Navalny, a fierce critic of President Vladimir Putin and his lieutenants, is in a serious condition after drinking tea on Thursday morning that his allies believe was laced with poison. A doctor on Friday said his condition had improved a little overnight.

Navalny’s wife Yulia, and his spokeswoman Kira Yarmysh, spoke out against the Kremlin after the head doctor at the hospital in Siberia treating Navalny said moving him would put his life at risk because he was still in a coma and his condition unstable.

“The ban on transporting Navalny is an attempt on his life being carried out right now by doctors and the deceitful authorities that have authorised it,” Yarmysh wrote on social media.

She said doctors had previously consented to his being moved, but had withheld their agreement at the last minute.

“This decision, of course, was not made by them, but by the Kremlin,” said Yarmysh.

The Kremlin said on Thursday that medical authorities would promptly consider any request to move him to a European clinic and were being open about his medical condition.

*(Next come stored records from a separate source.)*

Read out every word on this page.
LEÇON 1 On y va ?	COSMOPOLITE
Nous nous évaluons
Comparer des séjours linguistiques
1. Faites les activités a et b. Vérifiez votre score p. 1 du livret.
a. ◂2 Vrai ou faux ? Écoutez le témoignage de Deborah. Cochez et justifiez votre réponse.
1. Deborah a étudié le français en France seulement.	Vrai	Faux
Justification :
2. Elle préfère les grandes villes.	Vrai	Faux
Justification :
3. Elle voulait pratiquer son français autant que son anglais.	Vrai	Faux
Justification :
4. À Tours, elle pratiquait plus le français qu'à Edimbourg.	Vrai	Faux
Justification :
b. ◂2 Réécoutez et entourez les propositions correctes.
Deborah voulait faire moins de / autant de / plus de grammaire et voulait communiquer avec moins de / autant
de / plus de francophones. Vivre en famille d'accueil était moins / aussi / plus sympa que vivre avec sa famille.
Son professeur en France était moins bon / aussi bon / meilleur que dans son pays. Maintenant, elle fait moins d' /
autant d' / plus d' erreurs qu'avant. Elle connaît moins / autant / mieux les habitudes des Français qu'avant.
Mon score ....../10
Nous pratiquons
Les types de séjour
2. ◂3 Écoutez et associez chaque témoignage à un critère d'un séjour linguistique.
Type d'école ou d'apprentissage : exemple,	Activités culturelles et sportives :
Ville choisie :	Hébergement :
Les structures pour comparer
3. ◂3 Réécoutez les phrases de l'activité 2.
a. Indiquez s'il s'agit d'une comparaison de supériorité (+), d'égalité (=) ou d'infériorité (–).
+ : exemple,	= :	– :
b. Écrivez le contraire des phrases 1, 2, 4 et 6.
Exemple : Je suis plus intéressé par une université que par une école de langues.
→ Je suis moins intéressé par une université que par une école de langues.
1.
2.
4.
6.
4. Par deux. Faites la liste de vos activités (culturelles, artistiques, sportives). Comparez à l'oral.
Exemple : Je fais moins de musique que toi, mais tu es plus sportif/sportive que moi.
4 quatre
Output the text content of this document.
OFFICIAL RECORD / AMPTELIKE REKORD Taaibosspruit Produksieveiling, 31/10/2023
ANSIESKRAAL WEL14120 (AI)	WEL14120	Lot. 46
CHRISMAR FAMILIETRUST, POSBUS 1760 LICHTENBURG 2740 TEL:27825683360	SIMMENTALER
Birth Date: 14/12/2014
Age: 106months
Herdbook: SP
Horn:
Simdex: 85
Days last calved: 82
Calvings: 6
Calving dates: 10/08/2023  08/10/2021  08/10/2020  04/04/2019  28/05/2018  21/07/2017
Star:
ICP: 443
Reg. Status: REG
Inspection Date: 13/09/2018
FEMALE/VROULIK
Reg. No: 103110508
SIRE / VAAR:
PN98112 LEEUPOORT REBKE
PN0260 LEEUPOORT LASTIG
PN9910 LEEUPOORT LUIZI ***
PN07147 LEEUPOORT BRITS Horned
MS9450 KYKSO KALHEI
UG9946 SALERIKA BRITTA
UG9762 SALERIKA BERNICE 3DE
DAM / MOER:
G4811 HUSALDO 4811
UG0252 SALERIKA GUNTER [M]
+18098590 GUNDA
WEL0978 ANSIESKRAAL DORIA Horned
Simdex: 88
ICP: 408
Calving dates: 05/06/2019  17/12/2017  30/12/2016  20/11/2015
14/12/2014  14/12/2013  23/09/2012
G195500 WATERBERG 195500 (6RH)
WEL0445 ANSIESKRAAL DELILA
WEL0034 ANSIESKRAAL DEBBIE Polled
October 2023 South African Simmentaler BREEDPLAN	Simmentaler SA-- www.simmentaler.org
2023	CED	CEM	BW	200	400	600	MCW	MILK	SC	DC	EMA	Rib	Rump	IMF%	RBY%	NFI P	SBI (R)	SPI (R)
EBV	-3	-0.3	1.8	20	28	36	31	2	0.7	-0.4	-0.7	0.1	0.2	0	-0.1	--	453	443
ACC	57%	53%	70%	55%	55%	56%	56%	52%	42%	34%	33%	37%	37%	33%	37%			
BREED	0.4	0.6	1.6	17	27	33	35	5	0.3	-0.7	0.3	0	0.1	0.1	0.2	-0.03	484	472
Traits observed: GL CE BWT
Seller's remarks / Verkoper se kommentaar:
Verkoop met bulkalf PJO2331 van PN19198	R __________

The row broke out as a German air ambulance landed in Omsk, the city where Navalny is being treated, with the intention of flying him to Germany for treatment if possible.

Alexander Murakhovsky, the hospital’s head doctor, told reporters that many legal questions would need to be resolved before Navalny could be handed over to European doctors however.

He said top doctors had been flown in from Moscow to treat Navalny. The Moscow doctors were no worse than their European counterparts, he said.

There were five possible diagnoses of Navalny’s condition and test results would be available within two days, he said.

Murakhovsky declined to answer a question about whether Navalny had definitely been poisoned.

Navalny’s team cited a police officer as saying a highly dangerous substance had been identified in his body that posed a risk to everyone around him who should therefore wear protective suits.

Reuters could not independently confirm that information.

Navalny’s team said it believed authorities wanted to stall for time so that any trace of what poisoned him would disappear.